In-court exam by treating physician is useful visual tool for jury at trial

Balancing Life and the Law

April 7, 2022

Chicago Law Bulletin – April, 2022
by Jeffrey J. Kroll
Jeffrey J. Kroll is a founding partner of Kaveny + Kroll LLC. He has achieved settlements and verdicts in a wide range of cases, from trucking accidents to medical malpractice to sports safety cases. He can be reached a

My 13-year-old daughter is an interesting young lady on so many levels. Notwithstanding her addiction to TikTok, she is wise beyond her years. For example, when there are upcoming trials or cases, she wants to “see” the injury of my client. Sometimes, I feel like it is a little bit morbid but she is a visual person and learner. Which got me thinking, I may not be doing enough of presenting some incredibly important visual evidence. Namely, the in-court physical examination of the injured plaintiff by a doctor.

Illinois courts have long favored the use of demonstrative evidence to help the jury better understand the relevant issues in the case. See, e.g., Burke v. Toledo, Peoria & Western R.R. Co., 148 Ill. App. 3d 208 (1st Dist. 1986). Demonstrative evidence serves as a visual aid to the jury in comprehending the verbal testimony of the witness. See, e.g., Smith v. Ohio Oil, 10 Ill. App. 2d 67, 75 (4th Dist. 1956) (“[i]t is said [demonstrative evidence’s] great value lies in the human factor of understanding better what is seen than what is heard.”). (Emphasis added.)

The Illinois Supreme Court has held that it is proper for a medical doctor to examine the plaintiff in the presence of the jury. See Lanark v. Doughtery. 153 Ill. 163 (1894), overruled on other grounds by Alvis v. Ribar, 85 Ill. 2d 1 (1981). In Lanark, the plaintiff was injured when he stepped into a hole in a sidewalk. Lanark, 153 Ill. at 165. On the plaintiff’s request, the trial court permitted the plaintiff to be examined in the presence of the jury by a physician. The defendant argued that the court’s ruling was in error, but the Illinois Supreme Court disagreed, stating “it is … within the discretion of the court to allow the plaintiff to exhibit to the jury his injured limb or body” and found no error in the action of the court in this respect.

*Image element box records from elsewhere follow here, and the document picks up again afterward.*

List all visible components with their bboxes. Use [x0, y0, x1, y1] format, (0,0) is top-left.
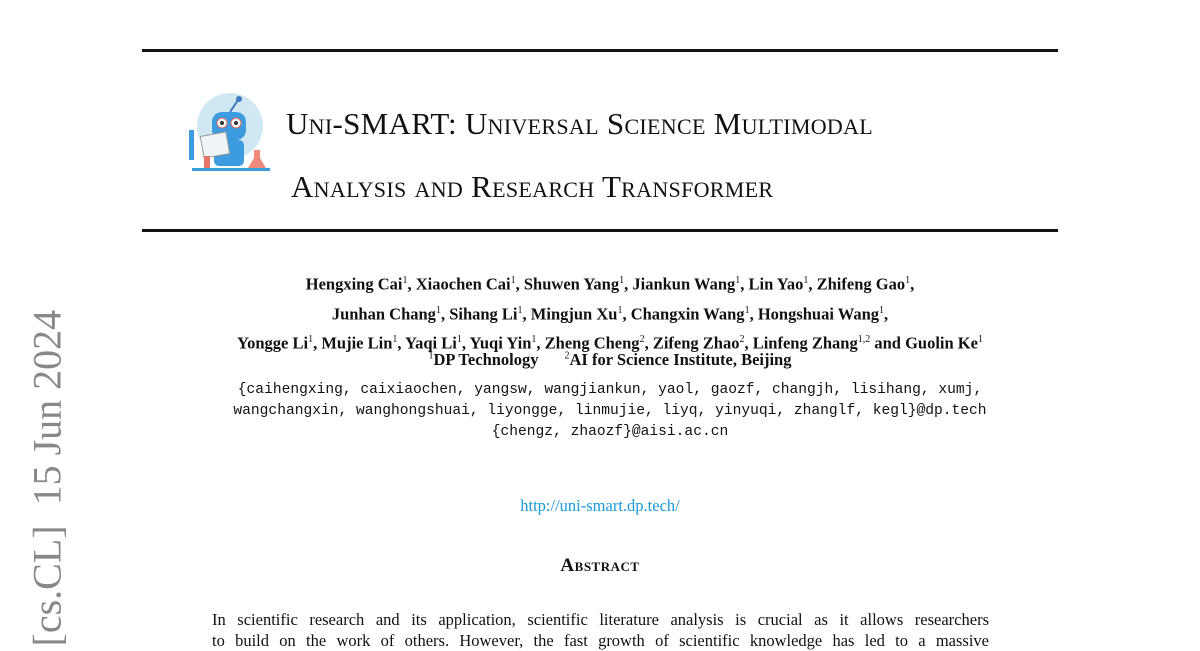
- affiliation-mark: 1: [402, 275, 408, 286]
- author-name: Shuwen Yang: [523, 274, 620, 294]
- affiliation-mark: 1: [744, 304, 750, 316]
- author-list: Hengxing Cai1, Xiaochen Cai1, Shuwen Yan…: [130, 268, 1090, 357]
- author-line-2: Junhan Chang1, Sihang Li1, Mingjun Xu1, …: [331, 304, 889, 323]
- paper-title-line-1: Uni-SMART: Universal Science Multimodal: [286, 106, 874, 141]
- affiliation-mark: 1,2: [857, 334, 871, 345]
- abstract-line: to build on the work of others. However,…: [212, 631, 989, 650]
- author-name: Hengxing Cai: [305, 274, 403, 294]
- affiliation-mark: 1: [308, 334, 314, 345]
- affiliations: 1DP Technology 2AI for Science Institute,…: [130, 350, 1090, 370]
- top-rule: [142, 49, 1058, 52]
- author-line-3: Yongge Li1, Mujie Lin1, Yaqi Li1, Yuqi Y…: [237, 333, 983, 353]
- abstract-heading: Abstract: [560, 555, 640, 576]
- email-line: {caihengxing, caixiaochen, yangsw, wangj…: [237, 382, 983, 398]
- affiliation: 1DP Technology: [429, 350, 539, 369]
- affiliation-mark: 2: [739, 334, 745, 345]
- affiliation-mark: 1: [977, 334, 983, 345]
- affiliation-mark: 1: [905, 275, 911, 286]
- bottom-rule: [142, 229, 1058, 232]
- affiliation-mark: 1: [456, 334, 462, 345]
- author-name: Zhifeng Gao: [816, 274, 906, 294]
- author-name: Zifeng Zhao: [652, 333, 740, 353]
- author-name: Lin Yao: [748, 274, 804, 294]
- author-name: Yuqi Yin: [469, 333, 532, 353]
- author-name: Xiaochen Cai: [415, 274, 511, 294]
- affiliation-mark: 1: [435, 304, 441, 316]
- author-name: Junhan Chang: [331, 304, 436, 323]
- affiliation-mark: 1: [879, 304, 885, 316]
- paper-title-line-2: Analysis and Research Transformer: [291, 169, 774, 204]
- affiliation-mark: 1: [735, 275, 741, 286]
- affiliation-name: DP Technology: [433, 350, 539, 369]
- email-line: {chengz, zhaozf}@aisi.ac.cn: [491, 424, 729, 440]
- project-link[interactable]: http://uni-smart.dp.tech/: [520, 496, 680, 515]
- author-name: Guolin Ke: [905, 333, 978, 353]
- affiliation-mark: 1: [510, 275, 516, 286]
- author-name: Yaqi Li: [405, 333, 457, 353]
- email-list: {caihengxing, caixiaochen, yangsw, wangj…: [130, 380, 1090, 443]
- affiliation-name: AI for Science Institute, Beijing: [569, 350, 792, 369]
- author-name: Linfeng Zhang: [752, 333, 858, 353]
- affiliation-mark: 2: [639, 334, 645, 345]
- affiliation-mark: 1: [803, 275, 809, 286]
- affiliation-mark: 1: [392, 334, 398, 345]
- author-line-1: Hengxing Cai1, Xiaochen Cai1, Shuwen Yan…: [305, 274, 915, 294]
- arxiv-side-stamp: [cs.CL] 15 Jun 2024: [24, 309, 70, 647]
- author-name: Yongge Li: [237, 333, 309, 353]
- author-name: Sihang Li: [449, 304, 518, 323]
- author-name: Mujie Lin: [321, 333, 393, 353]
- affiliation: 2AI for Science Institute, Beijing: [565, 350, 792, 369]
- affiliation-mark: 1: [531, 334, 537, 345]
- affiliation-number: 2: [564, 350, 570, 362]
- affiliation-mark: 1: [619, 275, 625, 286]
- affiliation-mark: 1: [617, 304, 623, 316]
- author-name: Mingjun Xu: [530, 304, 618, 323]
- author-name: Zheng Cheng: [544, 333, 640, 353]
- affiliation-number: 1: [428, 350, 434, 362]
- email-line: wangchangxin, wanghongshuai, liyongge, l…: [233, 403, 987, 419]
- abstract-text: In scientific research and its applicati…: [212, 609, 989, 651]
- abstract-line: In scientific research and its applicati…: [212, 610, 989, 629]
- robot-scientist-logo-icon: [184, 90, 276, 173]
- author-name: Changxin Wang: [630, 304, 745, 323]
- author-name: Hongshuai Wang: [757, 304, 880, 323]
- affiliation-mark: 1: [517, 304, 523, 316]
- author-name: Jiankun Wang: [632, 274, 736, 294]
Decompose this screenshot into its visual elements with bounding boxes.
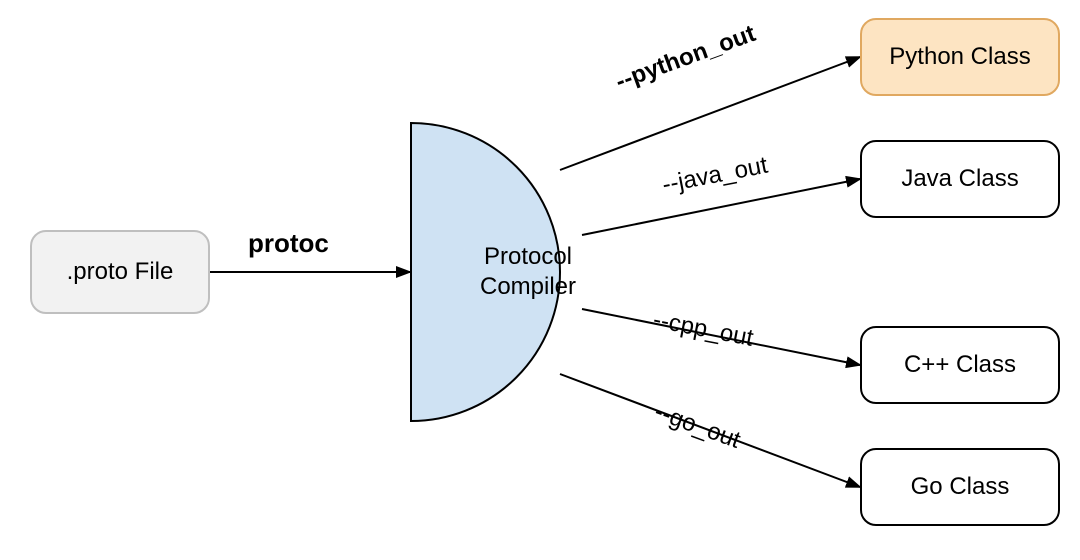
edge-label-cpp-out: --cpp_out (651, 306, 756, 353)
edge-label-protoc: protoc (248, 228, 329, 259)
edge-label-python-out: --python_out (612, 20, 759, 96)
node-java-class-label: Java Class (901, 164, 1018, 194)
node-python-class-label: Python Class (889, 42, 1030, 72)
node-java-class: Java Class (860, 140, 1060, 218)
edge-label-go-out: --go_out (650, 398, 744, 455)
node-python-class: Python Class (860, 18, 1060, 96)
node-cpp-class: C++ Class (860, 326, 1060, 404)
node-cpp-class-label: C++ Class (904, 350, 1016, 380)
node-proto-file-label: .proto File (67, 257, 174, 287)
edge-label-java-out: --java_out (660, 152, 770, 200)
node-compiler: Protocol Compiler (410, 122, 586, 422)
node-go-class-label: Go Class (911, 472, 1010, 502)
node-proto-file: .proto File (30, 230, 210, 314)
edge-python-out (560, 57, 860, 170)
node-go-class: Go Class (860, 448, 1060, 526)
node-compiler-label: Protocol Compiler (480, 242, 576, 302)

Similarly, in LeMaster v. Chicago Rock Island & Pacific R.R., 35 Ill. App. 3d 1001, 1023 (1st Dist. 1976), the plaintiff was called as a witness and was asked by his attorney to undress down to a bathing suit so as to demonstrate the limitations of his disability when disrobing, in addition to the use of his prostheses. After hearing arguments on the defendant’s objection, the trial court ruled that the disrobing would be proper as the jury is required to evaluate the damages and is therefore entitled to see the plaintiff’s disability. In affirming the trial court’s ruling on the issue, the 1st District Appellate Court held:

“The exhibition of a stump or wound and the demonstration of a disability have both been approved of in personal injury cases subject to the discretion of the trial court. The trial court in Darling wrote that ‘[t]he exhibition of an injury to a jury is within the discretion of the Trial Court — a party may demonstrate the nature and extent of the injury, or the disability resulting therefrom, and it is common and correct practice to exhibit the wound or injury to the jury, even where there is no dispute as to the fact and nature of the injury.’ Such observations are permitted because they are useful in aiding a jury to understand the exact nature and extent of the claimed injury to be evaluated. In the instant case, it is clear that the plaintiff’s demonstration of his disability and the exhibition of his stumps and prosthetic limbs accurately portrayed his injuries to the jury. Id. at 1024, citing Darling v. Charleston Community Memorial Hospital, 50 Ill. App. 2d 253, 325-26 (4th Dist. 1964) affirmed on other grounds, 33 Ill. 2D 326 (1965) (emphasis added).”

The jury has every right to see the party’s injury around which the entire case often revolves. See, e.g., Burnett v. Caho, 7 Ill. App. 3d 266, 272 (3d Dist. 1972) (“[i]t is common practice to display personal injuries to the jury even though there is no controversy as to the existence, nature, and extent thereof.”). Similarly, a health care provider should be afforded the opportunity to conduct an examination in court which would serve as a visual aid that will help explain their opinions, to the jury. Far from cumulative, in fact the Illinois Supreme Court has stated that “[t]his court has recognized that demonstrative evidence may be clearer and more persuasive than oral testimony covering exactly the same points.” People v. Simms, 143 Ill. 2d 154, 176-77 (1991).

As such, an in-court examination offered by a treating physician is a visual tool that will assist the jurors in understanding the testimony the doctor intends to provide. It is not cumulative. It is not gruesome. It is factual and should be permitted by trial judges for the benefit of the jury.

Some lawyers work for the income. Others work for the outcome. Thanks to the insight of Lily Kroll, her visual desire to see how my clients have been impacted will assist myself and others with the outcome.